When the Angels Left the Old Country, by Sacha Lamb

Sacha Lamb’s debut novel, When the Angels Left the Old Country, is a poignant, funny, adventurous story filled with Jewish folklore, dark realities of the immigrant experience, and the blossoming of unexpected love.

A synopsis:

Uriel the angel and Little Ash (short for Ashmedai) are the only two supernatural creatures in their shtetl (which is so tiny, that it doesn’t have a name other than Shtetl). The angel and the demon have been studying together for centuries, but pogroms and the search for a new life have drawn all the young people from their village to America.
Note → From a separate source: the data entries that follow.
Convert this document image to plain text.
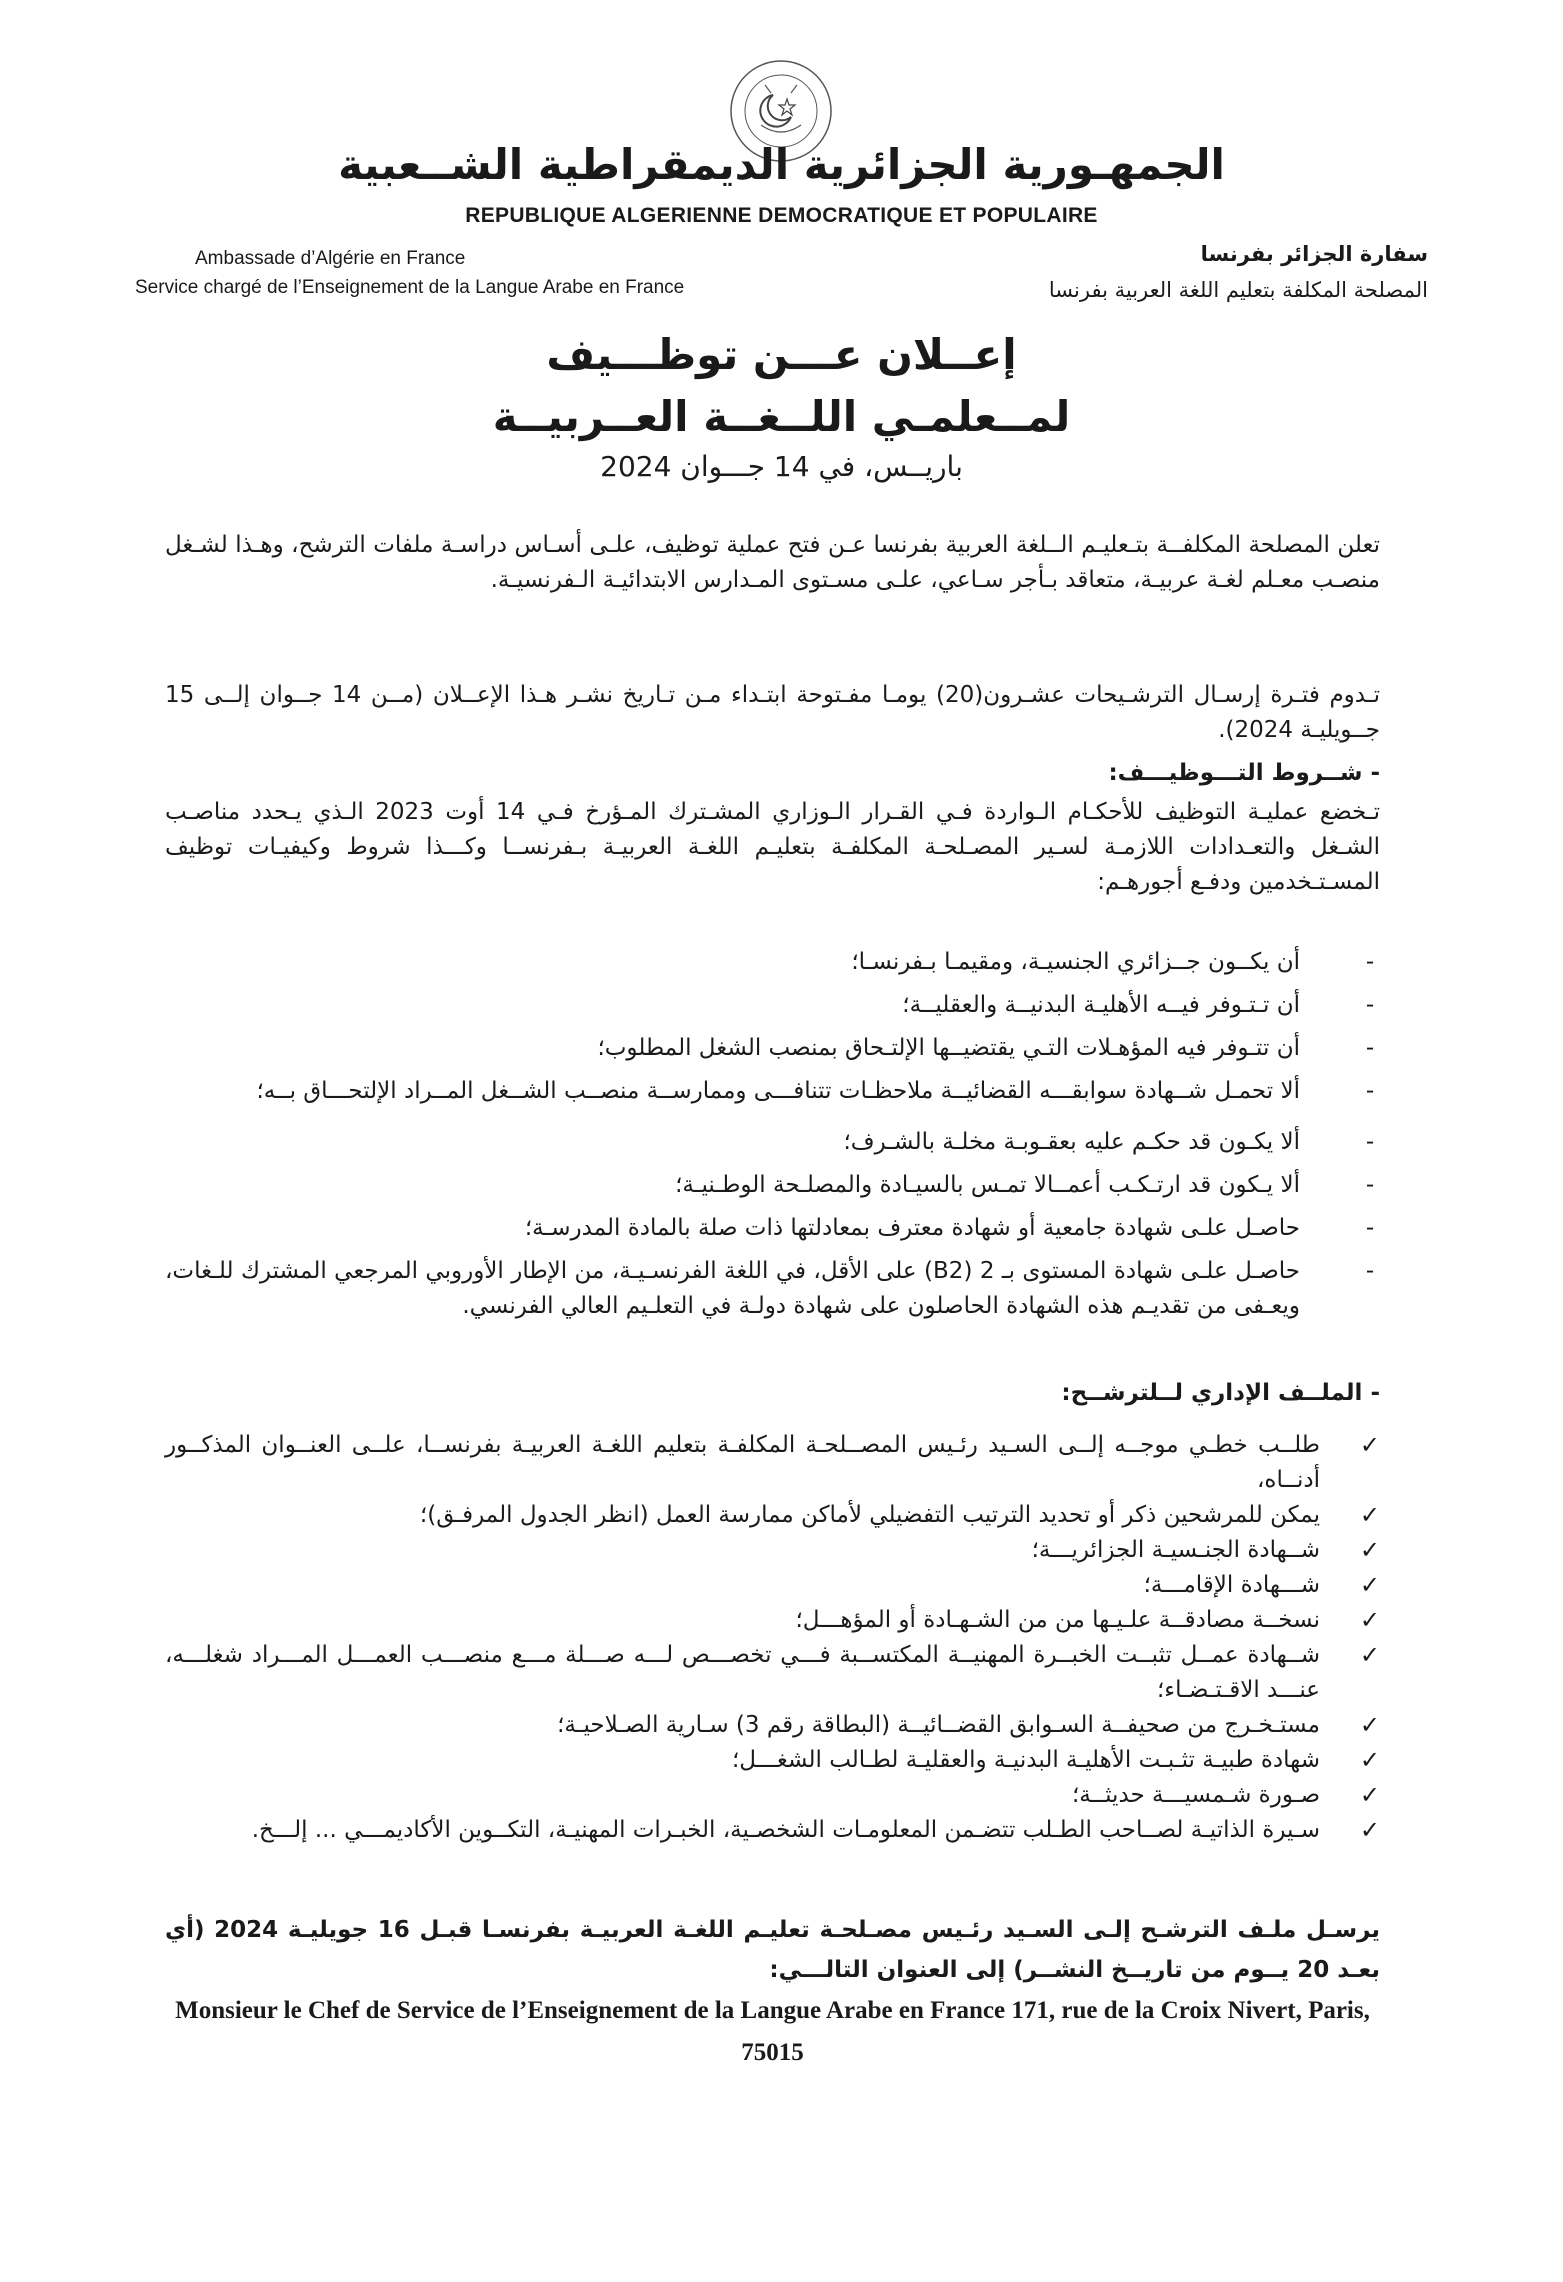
الجمهـورية الجزائرية الديمقراطية الشــعبية
REPUBLIQUE ALGERIENNE DEMOCRATIQUE ET POPULAIRE
Ambassade d’Algérie en France
Service chargé de l’Enseignement de la Langue Arabe en France
سفارة الجزائر بفرنسا
المصلحة المكلفة بتعليم اللغة العربية بفرنسا
إعــلان عـــن توظـــيف
لمــعلمـي اللــغــة العــربيــة
باريــس، في 14 جـــوان 2024
تعلن المصلحة المكلفــة بتـعليـم الــلغة العربية بفرنسا عـن فتح عملية توظيف، علـى أسـاس دراسـة ملفات الترشح، وهـذا لشـغل منصـب معـلم لغـة عربيـة، متعاقد بـأجر سـاعي، علـى مسـتوى المـدارس الابتدائيـة الـفرنسيـة.
تـدوم فتـرة إرسـال الترشـيحات عشـرون(20) يومـا مفـتوحة ابتـداء مـن تـاريخ نشـر هـذا الإعــلان (مــن 14 جــوان إلــى 15 جــويليـة 2024).
- شــروط التـــوظيـــف:
تـخضع عمليـة التوظيف للأحكـام الـواردة فـي القـرار الـوزاري المشـترك المـؤرخ فـي 14 أوت 2023 الـذي يـحدد مناصـب الشـغل والتعـدادات اللازمـة لسـير المصـلحـة المكلفـة بتعليـم اللغـة العربيـة بـفرنســا وكـــذا شروط وكيفيـات توظيف المسـتـخدمين ودفـع أجورهـم:
-
أن يكــون جــزائري الجنسيـة، ومقيمـا بـفرنسـا؛
-
أن تـتـوفر فيــه الأهليـة البدنيــة والعقليــة؛
-
أن تتـوفر فيه المؤهـلات التـي يقتضيــها الإلتـحاق بمنصب الشغل المطلوب؛
-
ألا تحمـل شــهادة سوابقـــه القضائيــة ملاحظـات تتنافـــى وممارســة منصــب الشــغل المــراد الإلتحـــاق بــه؛
-
ألا يكـون قد حكـم عليه بعقـوبـة مخلـة بالشـرف؛
-
ألا يـكون قد ارتـكـب أعمــالا تمـس بالسيـادة والمصلـحة الوطـنيـة؛
-
حاصـل علـى شهادة جامعية أو شهادة معترف بمعادلتها ذات صلة بالمادة المدرسـة؛
-
حاصـل علـى شهادة المستوى بـ 2 (B2) على الأقل، في اللغة الفرنسـيـة، من الإطار الأوروبي المرجعي المشترك للـغات، ويعـفى من تقديـم هذه الشهادة الحاصلون على شهادة دولـة في التعلـيم العالي الفرنسي.
- الملــف الإداري لــلترشــح:
✓
طلــب خطـي موجــه إلــى السـيد رئـيس المصــلحـة المكلفـة بتعليم اللغـة العربيـة بفرنســا، علــى العنــوان المذكــور أدنــاه،
✓
يمكن للمرشحين ذكر أو تحديد الترتيب التفضيلي لأماكن ممارسة العمل (انظر الجدول المرفـق)؛
✓
شــهادة الجنـسيـة الجزائريـــة؛
✓
شـــهادة الإقامـــة؛
✓
نسخــة مصادقــة علـيـها من من الشـهـادة أو المؤهـــل؛
✓
شــهادة عمــل تثبــت الخبــرة المهنيــة المكتســبة فـــي تخصـــص لـــه صـــلة مـــع منصـــب العمـــل المـــراد شغلـــه، عنـــد الاقـتـضـاء؛
✓
مستـخـرج من صحيفــة السـوابق القضــائيــة (البطاقة رقم 3) سـارية الصـلاحيـة؛
✓
شهادة طبيـة تثـبـت الأهليـة البدنيـة والعقليـة لطـالب الشغـــل؛
✓
صـورة شـمسيـــة حديثــة؛
✓
سـيرة الذاتيـة لصــاحب الطـلب تتضـمن المعلومـات الشخصـية، الخبـرات المهنيـة، التكــوين الأكاديمـــي ... إلـــخ.
يرسـل ملـف الترشـح إلـى السـيد رئـيس مصـلحـة تعليـم اللغـة العربيـة بفرنسـا قبـل 16 جويليـة 2024 (أي بعـد 20 يــوم من تاريــخ النشــر) إلى العنوان التالـــي:
Monsieur le Chef de Service de l’Enseignement de la Langue Arabe en France 171, rue de la Croix Nivert, Paris, 75015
When one of those young emigrants goes missing, Uriel and Little Ash set off to find her.

Along the way, the angel and demon encounter humans in need of their help, including Rose Cohen, whose best friend (and the love of her life) has abandoned her to marry a man, and Malke Shulman, whose father died mysteriously on his way to America. But there are obstacles ahead of them as difficult as what they’ve left behind. Medical exams (and demons) at Ellis Island. Corrupt officials, cruel mob bosses, murderers, poverty. The streets are far from paved with gold.
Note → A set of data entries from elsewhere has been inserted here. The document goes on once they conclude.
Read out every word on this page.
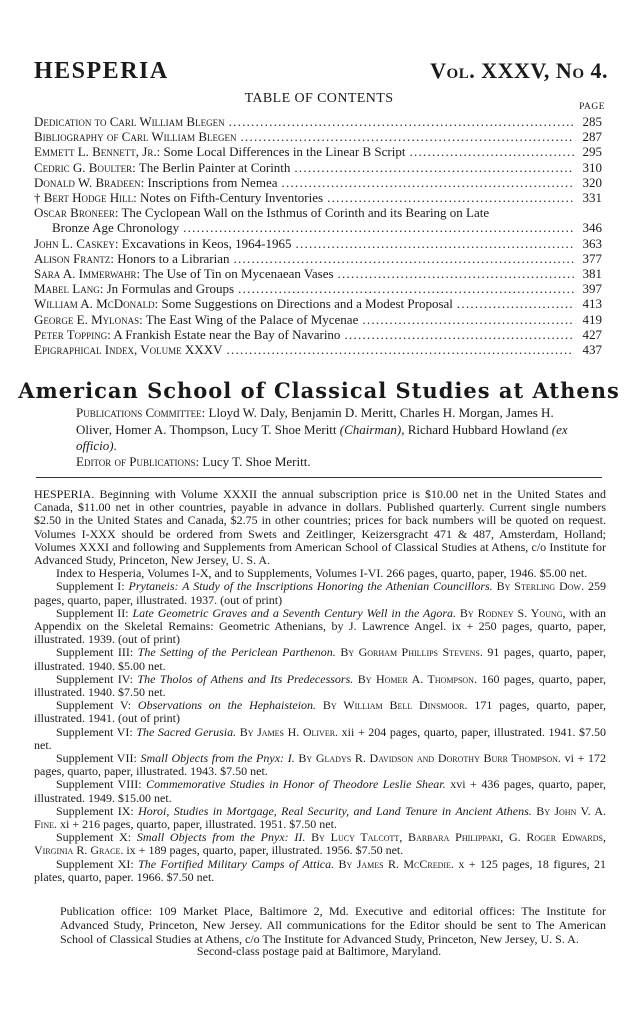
HESPERIA	Vol. XXXV, No 4.
TABLE OF CONTENTS
PAGE
Dedication to Carl William Blegen . . .	285
Bibliography of Carl William Blegen . . .	287
Emmett L. Bennett, Jr.: Some Local Differences in the Linear B Script . . .	295
Cedric G. Boulter: The Berlin Painter at Corinth . . .	310
Donald W. Bradeen: Inscriptions from Nemea . . .	320
† Bert Hodge Hill: Notes on Fifth-Century Inventories . . .	331
Oscar Broneer: The Cyclopean Wall on the Isthmus of Corinth and its Bearing on Late
Bronze Age Chronology . . .	346
John L. Caskey: Excavations in Keos, 1964-1965 . . .	363
Alison Frantz: Honors to a Librarian . . .	377
Sara A. Immerwahr: The Use of Tin on Mycenaean Vases . . .	381
Mabel Lang: Jn Formulas and Groups . . .	397
William A. McDonald: Some Suggestions on Directions and a Modest Proposal . . .	413
George E. Mylonas: The East Wing of the Palace of Mycenae . . .	419
Peter Topping: A Frankish Estate near the Bay of Navarino . . .	427
Epigraphical Index, Volume XXXV . . .	437
American School of Classical Studies at Athens
Publications Committee: Lloyd W. Daly, Benjamin D. Meritt, Charles H. Morgan, James H. Oliver, Homer A. Thompson, Lucy T. Shoe Meritt (Chairman), Richard Hubbard Howland (ex officio).
Editor of Publications: Lucy T. Shoe Meritt.

HESPERIA. Beginning with Volume XXXII the annual subscription price is $10.00 net in the United States and Canada, $11.00 net in other countries, payable in advance in dollars. Published quarterly. Current single numbers $2.50 in the United States and Canada, $2.75 in other countries; prices for back numbers will be quoted on request. Volumes I-XXX should be ordered from Swets and Zeitlinger, Keizersgracht 471 & 487, Amsterdam, Holland; Volumes XXXI and following and Supplements from American School of Classical Studies at Athens, c/o Institute for Advanced Study, Princeton, New Jersey, U. S. A.

Index to Hesperia, Volumes I-X, and to Supplements, Volumes I-VI. 266 pages, quarto, paper, 1946. $5.00 net.

Supplement I: Prytaneis: A Study of the Inscriptions Honoring the Athenian Councillors. By Sterling Dow. 259 pages, quarto, paper, illustrated. 1937. (out of print)

Supplement II: Late Geometric Graves and a Seventh Century Well in the Agora. By Rodney S. Young, with an Appendix on the Skeletal Remains: Geometric Athenians, by J. Lawrence Angel. ix + 250 pages, quarto, paper, illustrated. 1939. (out of print)

Supplement III: The Setting of the Periclean Parthenon. By Gorham Phillips Stevens. 91 pages, quarto, paper, illustrated. 1940. $5.00 net.

Supplement IV: The Tholos of Athens and Its Predecessors. By Homer A. Thompson. 160 pages, quarto, paper, illustrated. 1940. $7.50 net.

Supplement V: Observations on the Hephaisteion. By William Bell Dinsmoor. 171 pages, quarto, paper, illustrated. 1941. (out of print)

Supplement VI: The Sacred Gerusia. By James H. Oliver. xii + 204 pages, quarto, paper, illustrated. 1941. $7.50 net.

Supplement VII: Small Objects from the Pnyx: I. By Gladys R. Davidson and Dorothy Burr Thompson. vi + 172 pages, quarto, paper, illustrated. 1943. $7.50 net.

Supplement VIII: Commemorative Studies in Honor of Theodore Leslie Shear. xvi + 436 pages, quarto, paper, illustrated. 1949. $15.00 net.

Supplement IX: Horoi, Studies in Mortgage, Real Security, and Land Tenure in Ancient Athens. By John V. A. Fine. xi + 216 pages, quarto, paper, illustrated. 1951. $7.50 net.

Supplement X: Small Objects from the Pnyx: II. By Lucy Talcott, Barbara Philippaki, G. Roger Edwards, Virginia R. Grace. ix + 189 pages, quarto, paper, illustrated. 1956. $7.50 net.

Supplement XI: The Fortified Military Camps of Attica. By James R. McCredie. x + 125 pages, 18 figures, 21 plates, quarto, paper. 1966. $7.50 net.

Publication office: 109 Market Place, Baltimore 2, Md. Executive and editorial offices: The Institute for Advanced Study, Princeton, New Jersey. All communications for the Editor should be sent to The American School of Classical Studies at Athens, c/o The Institute for Advanced Study, Princeton, New Jersey, U. S. A.
Second-class postage paid at Baltimore, Maryland.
This book had such a delightful innocence and honesty to it, even as tendrils of wickedness and danger coursed through much of the story. I want to say this book is part historical fiction, as the author does an amazing job of detailing the perils of the characters’ journey from Poland to Ellis Island and New York City.

I so appreciate how Sacha Lamb let us into the minds of Little Ash and Uriel, and what it meant for each of them to discover who they were and what they meant to each other. Lamb handles questions of gender and sexual identity with a light, sincere touch that just breaks the reader’s heart wide open. I loved Rose for the same reason, as well as her infectious enthusiasm for tackling life head-on. I was totally invested in the way these three fought for each other and their fellow Jewish immigrants.

The author includes a glossary of Aramaic, Yiddish, and Hebrew terms used throughout the book, which I found very helpful in piecing together some of the cultural and folkloric contexts in the story, with which I was barely familiar. After getting over my initial disorientation with this, I found myself enveloped in the rich, enchanting world of this story and these characters.